[In early March] I had the grand opportunity to see the famous city. Although it couldn’t actually be described as beautiful at this time of year with its barren trees and blackout, it is easy to see why “Paris in the spring” would be one of the most beautiful cities in the world.
Paris at night lives up to its gay reputation with its riské Follies Bergere and Cassinade Paris, where the most beautiful scenery and costumes I have ever seen vie with the casual nudity of the female cast for the center of attention, the latter taking the lead at the start, but the former holding its own at the finish. Aside form the shows, there are the ever-present taxi-girls who ply their trade, aided by the blackout, and strangely enough with a finesse that is so casual as to seem entirely acceptable, even to a stranger in Paris.
In addition to all these familiar Parisian highlights, one could discern the unmistakable effect of the war: soldiers roaming the streets, filling the shows and bars and subways, are the only ones who appear to be spending any money.
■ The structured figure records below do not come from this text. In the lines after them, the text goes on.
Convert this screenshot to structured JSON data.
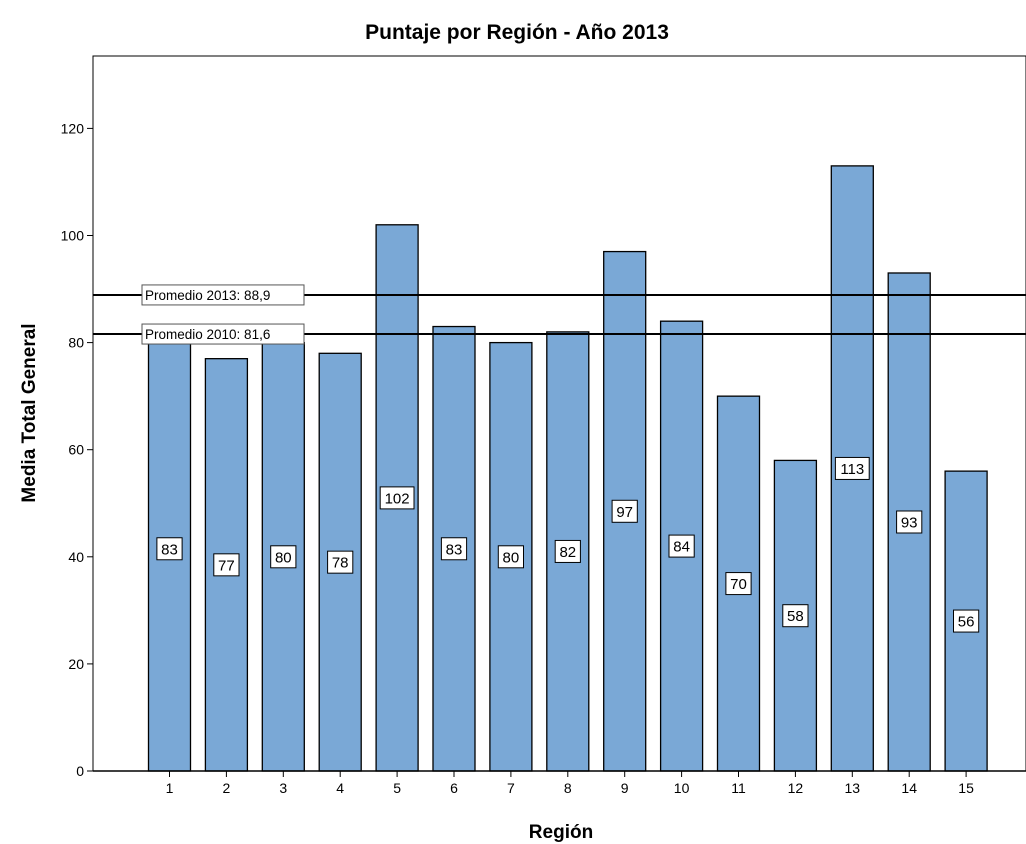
{
  "chart_data": {
    "type": "bar",
    "title": "Puntaje por Región - Año 2013",
    "xlabel": "Región",
    "ylabel": "Media Total General",
    "categories": [
      "1",
      "2",
      "3",
      "4",
      "5",
      "6",
      "7",
      "8",
      "9",
      "10",
      "11",
      "12",
      "13",
      "14",
      "15"
    ],
    "values": [
      83,
      77,
      80,
      78,
      102,
      83,
      80,
      82,
      97,
      84,
      70,
      58,
      113,
      93,
      56
    ],
    "data_labels": [
      "83",
      "77",
      "80",
      "78",
      "102",
      "83",
      "80",
      "82",
      "97",
      "84",
      "70",
      "58",
      "113",
      "93",
      "56"
    ],
    "ylim": [
      0,
      130
    ],
    "yticks": [
      0,
      20,
      40,
      60,
      80,
      100,
      120
    ],
    "ytick_labels": [
      "0",
      "20",
      "40",
      "60",
      "80",
      "100",
      "120"
    ],
    "reference_lines": [
      {
        "label": "Promedio 2013: 88,9",
        "value": 88.9
      },
      {
        "label": "Promedio 2010: 81,6",
        "value": 81.6
      }
    ],
    "grid": false,
    "legend": "none",
    "bar_color": "#7AA8D6"
  }
}
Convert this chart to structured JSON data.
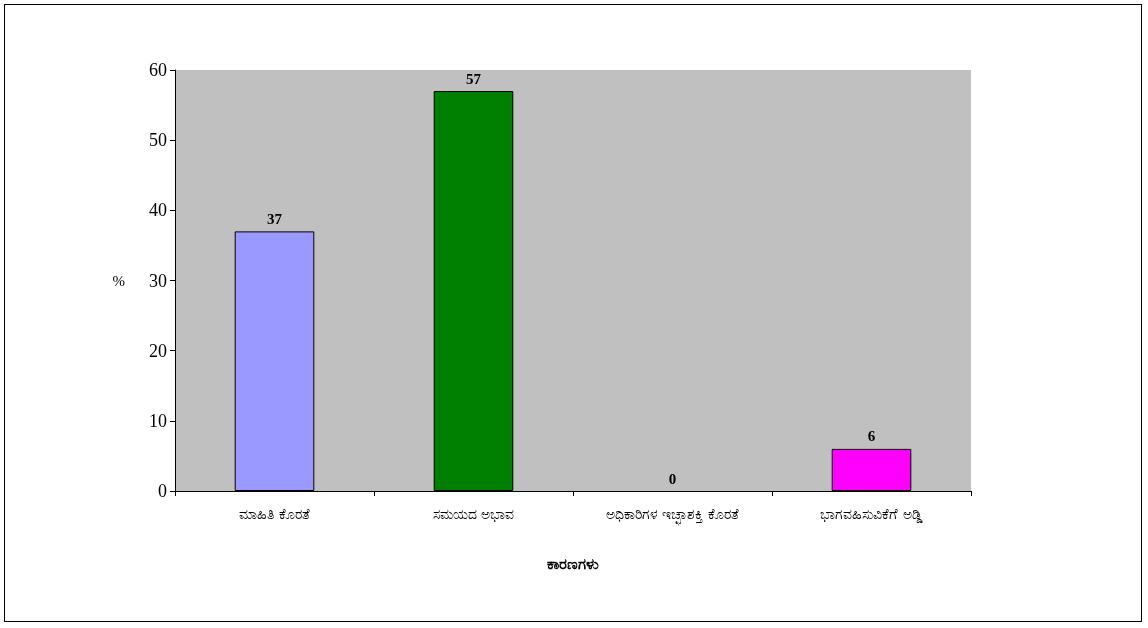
{
  "chart_data": {
    "type": "bar",
    "xlabel": "ಕಾರಣಗಳು",
    "ylabel": "%",
    "categories": [
      "ಮಾಹಿತಿ ಕೊರತೆ",
      "ಸಮಯದ ಅಭಾವ",
      "ಅಧಿಕಾರಿಗಳ ಇಚ್ಛಾಶಕ್ತಿ ಕೊರತೆ",
      "ಭಾಗವಹಿಸುವಿಕೆಗೆ ಅಡ್ಡಿ"
    ],
    "values": [
      37,
      57,
      0,
      6
    ],
    "colors": [
      "#9999ff",
      "#008000",
      "#cc0000",
      "#ff00ff"
    ],
    "ylim": [
      0,
      60
    ],
    "yticks": [
      0,
      10,
      20,
      30,
      40,
      50,
      60
    ],
    "grid": false,
    "data_labels": true
  }
}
Civilians going about their business with unsmiling faces, men in drab and worn clothes; women doing their utmost to maintain their reputation as the best-dressed in the world with their fancy hairdos and fantastic hats, make-up and perfume a little more than discreet. One is impressed with the small stature of the Parisians, a reflection of their tremendous sacrifice of the flower of their youth in former wars.
A description of Paris would not be complete without mentioning the ubiquitous and familiar sidewalk urinals. Startled at first by such casualness, I soon found myself using them when urgency overcame modesty.
And last but not least of the familiar aspects is the Parisian cabby. It is worth one’s life to ride in or attempt to cross the street when a cab is on the loose. With throttle down and horn tooting, it’s every man for himself.